I nostri bambini sono iperstimolati, fin dalla più tenera età.

Nei negozi si trovano giocattoli che promettono di trasformare i nostri pargoli in piccoli geni stimolando questo o quel senso con luci, musiche, effetti speciali e quant’altro.

Sperando di dare il massimo ai nostri figli, o di poterci semplicemente fare una doccia in tutta tranquillità, spesso acquistiamo questi costosissimi marchingegni che, in effetti, destano immediatamente l’interesse del bambino.
Nel giro di qualche giorno, però, il bambino si sarà stufato (e anche voi!).

Ci vorrà quindi qualcosa di nuovo, ancora più interessante, più stimolante, più tecnologico.
Prima di correre al supermercato a cercare la versione multilingue, multiluci e multisuonerie, fate un bel respiro.

Poi guardatevi intorno. 
In casa avrete certamente un cucchiaio di legno, qualche ritaglio di stoffa, delle mollette per il bucato, un pentolino, qualche contenitore di plastica per alimenti con il suo coperchio, una scatola di latta… e che dire di quella campanella d’argento ricevuta in regalo per il battesimo, e che se ne sta lì a ricoprirsi di polvere?

Fuori casa potrete recuperare pigne, sassi o conchiglie, pezzetti di legno.

Tutti questi oggetti sono, per il vostro bambino, dei veri e propri tesori.
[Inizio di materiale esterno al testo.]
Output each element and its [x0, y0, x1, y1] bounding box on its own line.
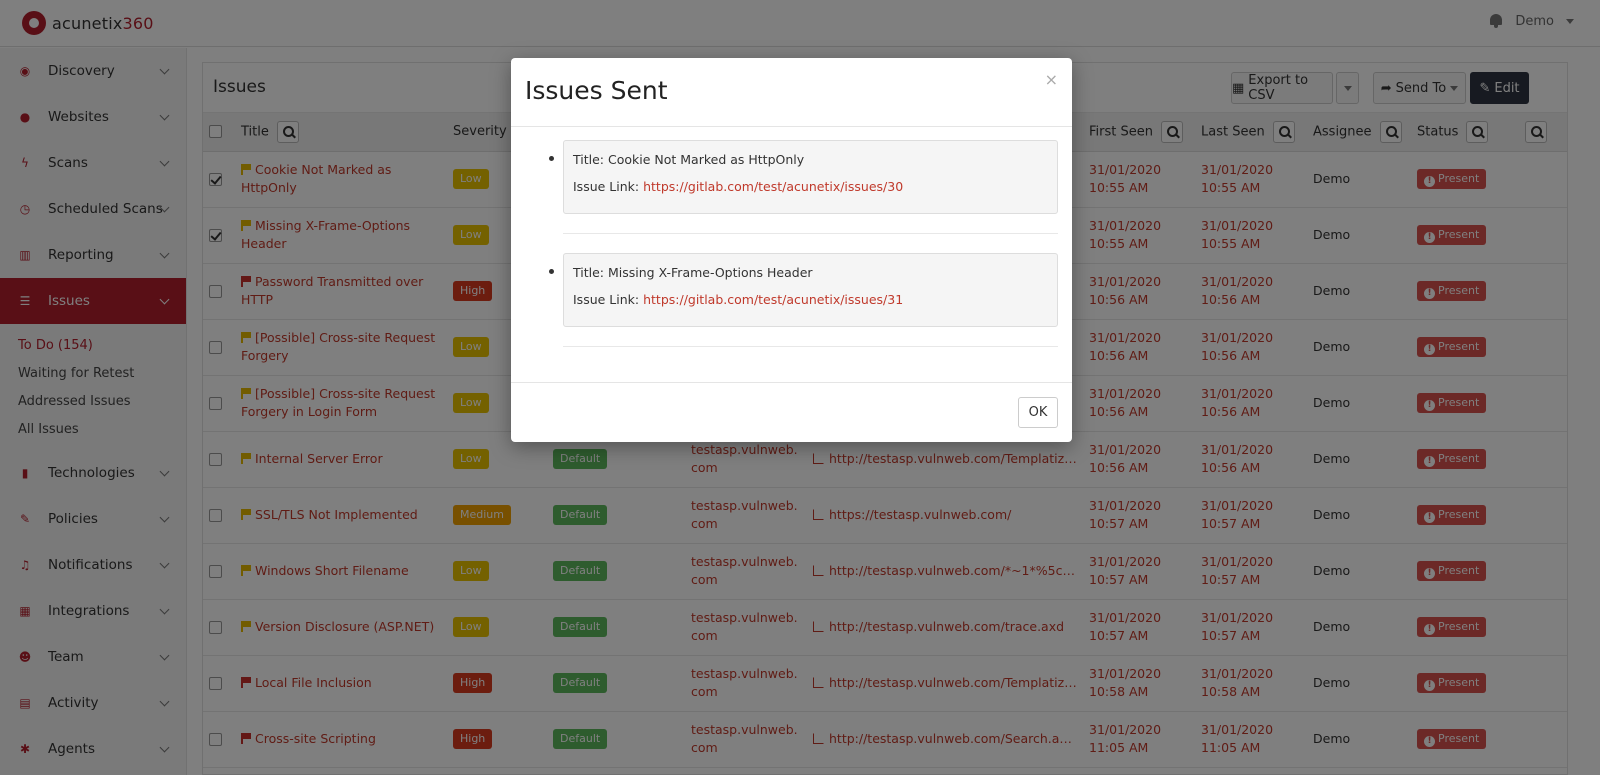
- sent-issue-item: Title: Cookie Not Marked as HttpOnly Issu…: [549, 140, 1058, 234]
- issue-link[interactable]: https://gitlab.com/test/acunetix/issues/…: [643, 179, 903, 194]
- modal-footer: OK: [511, 382, 1072, 442]
- title-prefix: Title:: [573, 152, 604, 167]
- sent-issue-box: Title: Missing X-Frame-Options Header Iss…: [563, 253, 1058, 327]
- sent-issue-title-line: Title: Missing X-Frame-Options Header: [573, 264, 1049, 282]
- sent-issue-link-line: Issue Link: https://gitlab.com/test/acun…: [573, 291, 1049, 309]
- sent-issue-title: Cookie Not Marked as HttpOnly: [607, 152, 805, 167]
- issues-sent-dialog: Issues Sent × Title: Cookie Not Marked a…: [511, 58, 1072, 442]
- close-icon[interactable]: ×: [1045, 70, 1058, 89]
- issue-link[interactable]: https://gitlab.com/test/acunetix/issues/…: [643, 292, 903, 307]
- modal-body: Title: Cookie Not Marked as HttpOnly Issu…: [511, 127, 1072, 347]
- modal-header: Issues Sent ×: [511, 58, 1072, 127]
- sent-issue-title: Missing X-Frame-Options Header: [607, 265, 813, 280]
- link-prefix: Issue Link:: [573, 292, 640, 307]
- sent-issue-box: Title: Cookie Not Marked as HttpOnly Issu…: [563, 140, 1058, 214]
- sent-issue-item: Title: Missing X-Frame-Options Header Iss…: [549, 253, 1058, 347]
- title-prefix: Title:: [573, 265, 604, 280]
- sent-issue-link-line: Issue Link: https://gitlab.com/test/acun…: [573, 178, 1049, 196]
- link-prefix: Issue Link:: [573, 179, 640, 194]
- sent-issue-title-line: Title: Cookie Not Marked as HttpOnly: [573, 151, 1049, 169]
- modal-title: Issues Sent: [525, 76, 668, 105]
- ok-button[interactable]: OK: [1018, 397, 1058, 428]
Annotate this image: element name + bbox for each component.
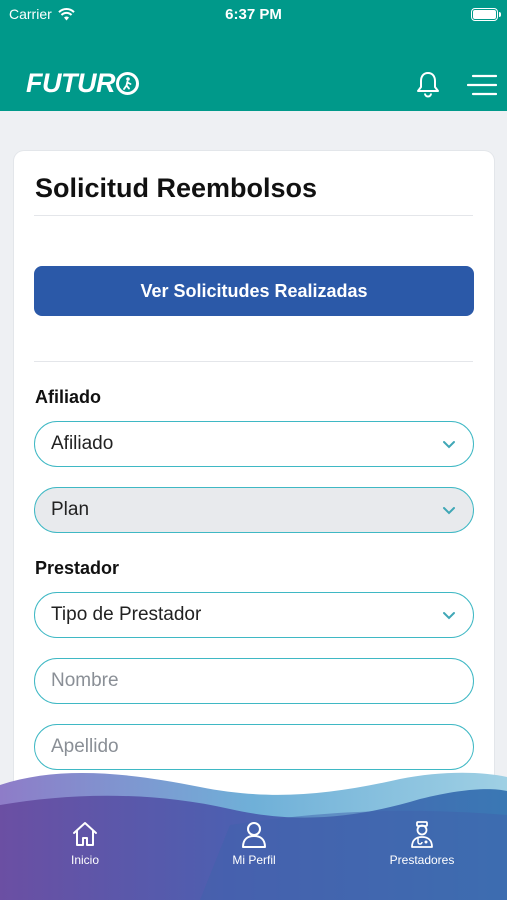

Riuniteli in un cestino o in una scatola e lasciate che li esplori.

Scegliete materiali diversi per variare le sensazioni: oggetti lisci, ruvidi, caldi, freddi, morbidi o duri.

Sarete stupiti nel vedere quanto interesse possano suscitare degli oggetti come questi
. Nella loro semplicità, offrono possibilità infinite e terranno il vostro bambino occupato senza iperstimolarlo almeno quanto l’ultimo gioco ultra-tecnologico.